What's His Back Story?
My Back Story
My name is Jamie 'WildMan' Frizzell, I'm from Scotland and I'm a survivalist known worldwide in the survival & bushcraft industry. Since a very early age, I've been interested in the great outdoors, anything from trees, streams, animals, mountains to old buildings and cobble streets. Growing up in a busy, industrial, seaside town limited my options for exploring the wilderness which stood just outside of town, too far for a young lad to travel on his own. I watched some TV when I was young and my love for Ray Mears and Bear Grylls grew as I got older. Watching survival programs, my subconscious brain knew that this was the path for me. I just didn't realize at the time.
Around 2011, I joined the British Army. My time with the armed forces was eventful, with only being in a few weeks I had started a passive income business of renting out adult magazines to the squaddies due to lack of internet! I had some great pals and felt like part of a family separate from my own. However, my time was cut short when I injured my knee during a TAB (Tactical Advance into Battle) The TAB was around 6 miles long, if I remember correctly. At the very start of the TAB I felt my knee move out of position and then return within a split second creating an enormous shooting pain up the inside of my leg and around the whole knee area.
I knew something bad had happened and seconds after my injury became apparent I started to slow down considerably. I kept on pushing through the pain and distance. My platoon by this point were leading the way by about 100m. The ambulance was following me, I could almost feel my heels skiff its front bumper it was that close. My section commander asked to relieve me of my kit and weapon to which I disagreed and continued to carry myself, my kit and my dignity across the finish line.

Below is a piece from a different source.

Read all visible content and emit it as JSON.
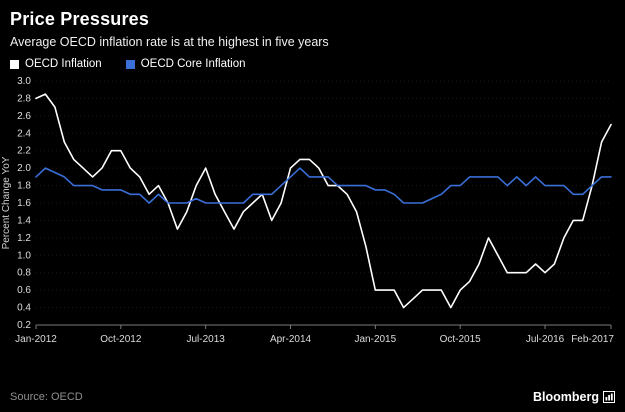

This giant demonstration of self perseverance and physical fortitude unfortunately came with its consequences. After the TAB, It was on our schedule to go to the ranges for contact drills and then head out on a 3 day exercise. Needless to say I completed everything I had scheduled for that part of training and in return my knee was completely obliterated.
After receiving the news that I had to leave training almost brought me to my knees and some might say that it did, it was one of the most disheartening, shocking and lowest points of my life, however that didn't stop me!
Going through the Army discharge process was sickening as it was such a huge passion of mines to be a part of the British Army. I would try and hide in rooms where other trainees or soldiers were carrying out their duties in order to "blend in" was I loosing my mind or was I just unhappy that I was getting sent home?
Arriving back at home I didn't know where to begin with rebuilding my life. Although I was young and could easily fix my situation, I almost gave up and started feeling sorry for myself. I knew this wasn't right and I knew one thing that would bring me back... the great outdoors!
I packed some kit - knife, ferro rod, metal water container, mess tins and some risotto. I headed out to a big reservoir with some surrounding forest. The weather wasn't the best on the lead-up to my outing, everything was soaked. Once I found a spot to set up camp, I began to collect firewood and tinder. The tinder was saturated with water and it took me a lengthy 5 hours and 30 minutes to start a fire. This was the first time I had used a ferro rod so starting a fire with one was a challenge especially since all the materials were soaking wet!
I got my fire stoked, made a bed with spruce branches under an overhanging tree, filtered water from a puddle using my sock, charcoal and pebbles and sat by the fire with a nice hot tin of risotto. The night drew in pretty quickly, probably because I spent so much time starting a fire. It was eerily dark, I was alone, I was gazing into the fire which was so bright I couldn't see past the flames and then from out of the darkness, BOOM!! The sound of a shotgun echoed throughout the whole forest. My inability to see beyond the fire heightened my vulnerability. My first though was "Who in the right mind would fire a shotgun in pitch black" my young mind started imagining the worst - was it a mob murder, was kids who stole their parents shotgun or was it someone looking for an escape. I got as low as I could, listening for any slight noises or clues as to what the noise was. An hour past and nothing more was heard, I relaxed and started to enjoy the rest of the night.
Night time felt long, I would wake up cold as the fire was just about to go out. The fire wood was gently stacked behind me acting as a fire wall and also a means of easy access to firewood during the night, this is my preferred way to sleep in a time of survival.
Morning came and what a beautiful sight it was. The night was long, cold and unpredictable. I had learned a lot but more so I put my theory skills to practical use. I was met with challenging circumstances such as all the material being wet and my general fire lighting skills never being tested in a real life situation until now.
Life is tough, just like survival, we are on this earth to survive and learn. Learning doesn't come easy and survival is anything but easy. What we have as humans though is a conscious mind, perseverance, hope, wonder, sacrifice and determination. If we can use all of these assets we are born with then there are no limits to what we can ultimately achieve.